Basketball is a game of adjustments. On the simplest level, each player strives to take their best shot. How that shot is executed — and who takes it — varies from series to series, game to game and season to season. What worked for a team in November isn’t always the best recipe by February. That’s the puzzle Rice Basketball and senior Robert Martin found themselves in this season.
Martin started nine of his first 10 games and had a decent amount of success. He scored a season-high 23 points with five three-pointers against Houston. That was part of a five-game run of double-digit points.
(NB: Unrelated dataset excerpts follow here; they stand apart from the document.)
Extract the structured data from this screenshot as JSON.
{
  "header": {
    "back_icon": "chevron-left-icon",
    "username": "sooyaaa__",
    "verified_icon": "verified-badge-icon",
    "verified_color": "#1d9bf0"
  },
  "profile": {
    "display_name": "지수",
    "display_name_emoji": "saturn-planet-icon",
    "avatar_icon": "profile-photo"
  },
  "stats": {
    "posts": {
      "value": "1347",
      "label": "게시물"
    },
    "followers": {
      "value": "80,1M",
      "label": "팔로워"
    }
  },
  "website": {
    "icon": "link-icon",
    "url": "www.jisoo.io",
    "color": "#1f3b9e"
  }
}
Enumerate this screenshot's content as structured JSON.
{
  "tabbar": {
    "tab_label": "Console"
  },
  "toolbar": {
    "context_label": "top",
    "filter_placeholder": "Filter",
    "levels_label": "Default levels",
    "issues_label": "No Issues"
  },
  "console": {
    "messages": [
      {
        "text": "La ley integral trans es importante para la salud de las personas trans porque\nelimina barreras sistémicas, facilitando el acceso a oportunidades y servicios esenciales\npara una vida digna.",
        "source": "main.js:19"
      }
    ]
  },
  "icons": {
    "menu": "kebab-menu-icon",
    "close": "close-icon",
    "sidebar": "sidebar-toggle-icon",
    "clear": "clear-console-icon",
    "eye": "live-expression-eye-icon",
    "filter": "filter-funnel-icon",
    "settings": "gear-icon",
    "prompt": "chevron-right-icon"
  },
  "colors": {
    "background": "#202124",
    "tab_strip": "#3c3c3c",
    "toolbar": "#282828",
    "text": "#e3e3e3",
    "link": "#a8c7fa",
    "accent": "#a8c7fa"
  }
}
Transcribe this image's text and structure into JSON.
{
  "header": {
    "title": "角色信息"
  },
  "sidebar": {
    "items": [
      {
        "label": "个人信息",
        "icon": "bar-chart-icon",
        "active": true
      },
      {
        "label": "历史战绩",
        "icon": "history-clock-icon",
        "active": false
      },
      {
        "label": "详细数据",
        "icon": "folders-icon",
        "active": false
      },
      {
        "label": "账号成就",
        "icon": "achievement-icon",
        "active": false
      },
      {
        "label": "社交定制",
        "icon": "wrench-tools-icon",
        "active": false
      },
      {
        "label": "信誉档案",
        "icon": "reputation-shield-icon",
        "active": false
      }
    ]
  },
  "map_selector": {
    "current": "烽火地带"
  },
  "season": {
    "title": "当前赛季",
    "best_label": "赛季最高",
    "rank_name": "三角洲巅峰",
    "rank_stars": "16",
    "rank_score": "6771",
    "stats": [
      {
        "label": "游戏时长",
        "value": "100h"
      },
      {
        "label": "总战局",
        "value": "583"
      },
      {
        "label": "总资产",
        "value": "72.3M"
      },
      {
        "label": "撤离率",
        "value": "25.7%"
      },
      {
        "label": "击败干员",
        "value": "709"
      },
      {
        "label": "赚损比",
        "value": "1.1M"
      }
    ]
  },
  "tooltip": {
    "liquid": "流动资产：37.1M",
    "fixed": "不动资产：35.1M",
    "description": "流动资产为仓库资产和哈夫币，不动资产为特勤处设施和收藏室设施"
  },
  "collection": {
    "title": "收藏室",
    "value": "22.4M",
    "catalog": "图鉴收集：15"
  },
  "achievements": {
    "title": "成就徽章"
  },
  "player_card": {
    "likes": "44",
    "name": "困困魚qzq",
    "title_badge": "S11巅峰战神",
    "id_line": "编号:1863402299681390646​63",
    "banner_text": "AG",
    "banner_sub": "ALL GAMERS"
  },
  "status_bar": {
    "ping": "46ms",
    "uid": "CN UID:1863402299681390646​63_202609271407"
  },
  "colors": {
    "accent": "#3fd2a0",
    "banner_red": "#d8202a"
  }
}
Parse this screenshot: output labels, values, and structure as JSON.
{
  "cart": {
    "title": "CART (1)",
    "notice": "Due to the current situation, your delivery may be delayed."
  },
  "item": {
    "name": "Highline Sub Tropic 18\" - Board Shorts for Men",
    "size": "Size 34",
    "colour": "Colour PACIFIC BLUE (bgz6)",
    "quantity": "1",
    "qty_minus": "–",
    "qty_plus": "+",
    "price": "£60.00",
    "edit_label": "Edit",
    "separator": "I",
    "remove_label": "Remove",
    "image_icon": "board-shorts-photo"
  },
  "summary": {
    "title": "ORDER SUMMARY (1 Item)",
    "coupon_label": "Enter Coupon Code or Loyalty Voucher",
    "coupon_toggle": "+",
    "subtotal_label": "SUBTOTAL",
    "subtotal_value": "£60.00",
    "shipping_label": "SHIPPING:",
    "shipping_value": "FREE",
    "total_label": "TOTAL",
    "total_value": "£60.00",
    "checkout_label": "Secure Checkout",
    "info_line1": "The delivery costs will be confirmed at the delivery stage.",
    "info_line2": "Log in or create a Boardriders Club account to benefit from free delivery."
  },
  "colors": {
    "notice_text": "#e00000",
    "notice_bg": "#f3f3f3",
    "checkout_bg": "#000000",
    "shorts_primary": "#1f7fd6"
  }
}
But a six-point outing against Lamar in which he shot 1-for-10 from the field served as a reminder that things weren’t clicking quite at 100 percent for the Owls’ senior.
Then Martin made the bold decision to ask head coach Scott Pera to come off the bench rather than play from the starting lineup. It was Martin who approached Pera about the switch, not the other way around. “The fact that he would say that and think that could be beneficial to him and the team says a lot about him,” Pera said, recalling the conversation. “It just worked.”
The shift was almost instantaneous. Martin dropped 20 points against Houston Baptist in his first game after his starting streak ended. He scored in double-digits in 13 of his final 17 games from that point onward.
There was a mental shift in Martin that impacted how he played on the court. He shot 36.0 percent from the field in games he started and 49.6 percent when he came off the bench. He hit 27.1 of his three-point shots as a starter and 41.3 percent off the bench. Martin averaged slightly more assists (2.1 per game to 1.9) and fewer turnovers (1.5 per game to 2.1) in his new role compared to when he was starting. It was almost as if a switch had flipped.
Martin’s mental pivot impacted his teammates. Shortly after he moved to the bench the team fell into a tough stretch, opening C-USA play 1-7.
“At this point, we really have nothing to lose. So I think that although all the pressures, the jitters, being nervous, we can kind of throw that all out the door,” Martin said following a heartbreaking home loss to UTEP. Rice would lose their next game to UTSA, but then things turned around.
Rice basketball knocked off C-USA’s eventual champion North Texas at home to begin a hot streak. They won six of their next eight games, clinching a spot in the conference tournament. The credit doesn’t belong to Martin alone, but his decision impacted the team in a big way.
Pera admitted he didn’t know how Martin was going to fit into the rotation at the beginning of the season. “I wasn’t a hundred percent sure which way it was gonna go. Were we going to start him? Weren’t we going to start him,” he recalled.
Ultimately Martin made the decision on his own. Pera supported him. It didn’t come to pass like either had drawn it up, but some plans require a bit of tinkering. Martin owes his strong finish to his senior season to a course correction that impacted everyone for the better.